Question: We’ve set up database mirroring for one of our critical databases with a witness server to allow automatic failover. Everything has been running fine until we had a power outage on the data center recently. Database mirroring performed the failover but people reported that the application just hung. When we manually failed back, the application worked again. Why didn’t the application failover too?
Answer: This is a reasonably common problem that people encounter when using database mirroring and a production failure like this often happens because no failover testing is conducted after database mirroring is implemented. We became involved after the failed failover.
To avoid taking production downtime, we duplicated the mirroring environment on the client’s test systems. After confirming that the application and database mirroring were working, we powered down the principal server and the application completely hung.
We checked that the mirror server had successfully initiated a failover and was online as the principal server. We also checked that the mirror database was online, could be used locally on the new principal server, and the principal server was accessible from a remote client, like the application uses.
This led us to check the application. We talked to the developer, who confirmed the application was using ADO.NET to connect to SQL Server and was using explicit client redirection, specifying the mirror server name in the ConnectionString property of the SqlConnection. (As an aside, it is always better to use explicit client redirection rather than relying on the mirror server name being cached automatically on the client once a connection has been made – implicit client redirection).
So why wasn’t the application failing over?
We dug deeper into how the application was handling connection failures and discovered that it was not coded to cope with the existing connection failing at all! Basically the application would open a connection to SQL Server when the application initialized and would never attempt to reconnect.

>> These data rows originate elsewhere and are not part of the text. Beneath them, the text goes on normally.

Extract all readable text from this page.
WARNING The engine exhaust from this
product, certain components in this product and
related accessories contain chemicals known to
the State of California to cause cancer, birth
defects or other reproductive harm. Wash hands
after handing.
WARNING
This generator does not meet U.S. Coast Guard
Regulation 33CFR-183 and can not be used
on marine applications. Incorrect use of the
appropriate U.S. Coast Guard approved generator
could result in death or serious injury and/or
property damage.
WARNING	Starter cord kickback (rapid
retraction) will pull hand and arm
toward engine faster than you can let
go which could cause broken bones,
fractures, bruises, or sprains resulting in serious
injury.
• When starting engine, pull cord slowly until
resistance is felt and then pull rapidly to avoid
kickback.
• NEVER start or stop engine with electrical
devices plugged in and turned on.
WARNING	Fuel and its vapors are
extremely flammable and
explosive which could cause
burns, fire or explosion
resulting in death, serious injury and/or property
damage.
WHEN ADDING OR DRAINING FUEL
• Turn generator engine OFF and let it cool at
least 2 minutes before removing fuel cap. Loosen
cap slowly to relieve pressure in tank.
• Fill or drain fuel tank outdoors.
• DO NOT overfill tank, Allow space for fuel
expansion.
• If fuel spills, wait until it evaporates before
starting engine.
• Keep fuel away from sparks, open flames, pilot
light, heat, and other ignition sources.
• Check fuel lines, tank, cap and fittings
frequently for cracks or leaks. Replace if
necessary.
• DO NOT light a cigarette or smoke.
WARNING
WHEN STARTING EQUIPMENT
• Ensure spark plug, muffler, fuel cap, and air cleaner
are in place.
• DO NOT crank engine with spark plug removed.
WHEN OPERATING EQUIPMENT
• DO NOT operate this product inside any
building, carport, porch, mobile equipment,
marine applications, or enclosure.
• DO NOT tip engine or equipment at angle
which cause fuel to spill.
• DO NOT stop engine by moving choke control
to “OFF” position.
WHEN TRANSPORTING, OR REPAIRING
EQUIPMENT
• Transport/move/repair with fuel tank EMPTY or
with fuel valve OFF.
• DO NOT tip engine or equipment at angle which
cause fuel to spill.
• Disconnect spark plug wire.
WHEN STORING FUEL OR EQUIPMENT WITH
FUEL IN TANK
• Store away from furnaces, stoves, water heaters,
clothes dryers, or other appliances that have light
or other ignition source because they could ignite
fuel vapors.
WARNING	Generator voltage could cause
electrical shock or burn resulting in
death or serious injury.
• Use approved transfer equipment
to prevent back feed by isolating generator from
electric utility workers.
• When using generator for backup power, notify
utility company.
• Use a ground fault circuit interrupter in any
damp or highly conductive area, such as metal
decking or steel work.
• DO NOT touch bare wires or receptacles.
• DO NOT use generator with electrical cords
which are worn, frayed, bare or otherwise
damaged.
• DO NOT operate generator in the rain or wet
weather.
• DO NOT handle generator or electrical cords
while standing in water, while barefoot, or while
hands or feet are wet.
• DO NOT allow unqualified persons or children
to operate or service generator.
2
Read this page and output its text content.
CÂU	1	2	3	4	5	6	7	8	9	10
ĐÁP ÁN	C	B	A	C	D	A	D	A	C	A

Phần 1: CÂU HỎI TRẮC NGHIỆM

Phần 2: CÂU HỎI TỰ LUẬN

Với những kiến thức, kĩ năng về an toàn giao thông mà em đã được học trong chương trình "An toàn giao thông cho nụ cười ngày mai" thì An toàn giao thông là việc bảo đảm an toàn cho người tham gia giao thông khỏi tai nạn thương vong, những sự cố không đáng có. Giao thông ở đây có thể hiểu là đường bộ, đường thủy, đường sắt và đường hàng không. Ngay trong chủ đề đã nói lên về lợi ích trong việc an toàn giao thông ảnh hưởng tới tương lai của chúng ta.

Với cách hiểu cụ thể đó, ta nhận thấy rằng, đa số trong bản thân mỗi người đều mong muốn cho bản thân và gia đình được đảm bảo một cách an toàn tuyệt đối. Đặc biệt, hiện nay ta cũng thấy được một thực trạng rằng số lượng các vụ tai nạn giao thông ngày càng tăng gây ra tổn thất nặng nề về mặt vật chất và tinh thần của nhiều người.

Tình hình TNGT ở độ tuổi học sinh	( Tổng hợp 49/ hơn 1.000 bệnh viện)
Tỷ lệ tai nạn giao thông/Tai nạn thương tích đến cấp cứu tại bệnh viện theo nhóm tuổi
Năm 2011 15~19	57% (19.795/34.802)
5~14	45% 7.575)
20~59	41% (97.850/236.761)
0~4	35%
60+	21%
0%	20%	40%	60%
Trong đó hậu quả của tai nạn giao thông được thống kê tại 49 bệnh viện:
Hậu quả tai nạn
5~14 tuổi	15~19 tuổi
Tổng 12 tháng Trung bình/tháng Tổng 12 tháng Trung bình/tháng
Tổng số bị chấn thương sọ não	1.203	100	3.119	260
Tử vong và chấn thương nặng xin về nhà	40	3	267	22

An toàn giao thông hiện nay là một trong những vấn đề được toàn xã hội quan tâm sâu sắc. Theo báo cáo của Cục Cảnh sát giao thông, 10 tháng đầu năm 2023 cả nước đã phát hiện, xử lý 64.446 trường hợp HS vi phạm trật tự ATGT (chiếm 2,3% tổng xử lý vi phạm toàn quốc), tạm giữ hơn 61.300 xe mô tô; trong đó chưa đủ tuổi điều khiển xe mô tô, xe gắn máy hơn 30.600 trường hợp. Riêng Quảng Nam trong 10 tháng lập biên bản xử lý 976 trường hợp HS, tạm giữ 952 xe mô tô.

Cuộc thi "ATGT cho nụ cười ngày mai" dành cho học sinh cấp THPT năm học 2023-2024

It turns out that although the DBAs had implemented database mirroring, no-one had discussed high availability with the application developer and so the application code was not changed. After re-working the connection layer in the application to cope with connection failures and implement reconnection logic, it worked perfectly after a database mirroring failover.
The moral of the story is that anything connecting to SQL Server has to be architected to cope with connection failures that occur and reconnect so that failover works correctly. In this case, our client would have discovered the problem during testing if they had tried a database mirroring failover before going into production.